The story of oceans has been the story of life. In this Report, we have kept an eye on the nonlinear and dispersive long gravity waves in two horizontal directions on the shallow water of an open sea or a wide channel of finite depth, and inquired into System (1), a generalized (2+1)-dimensional dispersive long-wave system. We have constructed Scaling Transformations (10), and used the Bell polynomials and symbolic computation.

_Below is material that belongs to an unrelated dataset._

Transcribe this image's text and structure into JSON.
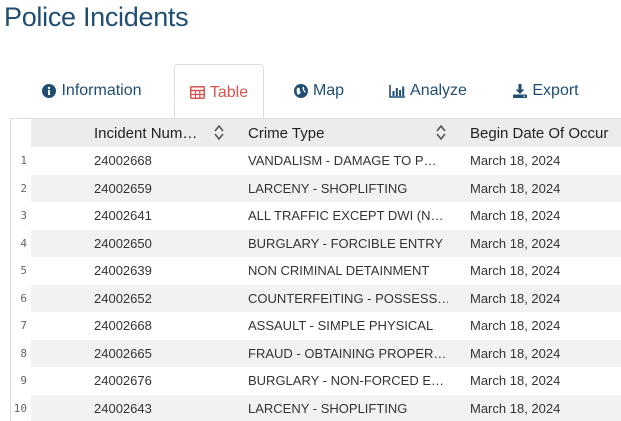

As for u(x, y, t) and v(x, y, t), the horizontal velocity and wave elevation above the undisturbed water surface, through the Bell polynomials, we have constructed two branches of the hetero-Bäcklund transformations, i.e., Hetero-Bäcklund Transformations (21), different from those in Ref. [21]. Also as for u(x, y, t) and v(x, y, t), through the binary Bell polynomials, we have derived two branches of the bilinear forms, i.e., Bilinear Forms (33), with two branches of the N-soliton solutions, i.e., N-Soliton Solutions (25), (32) and (35). Our results have been presented to rely on the coefficients in System (1).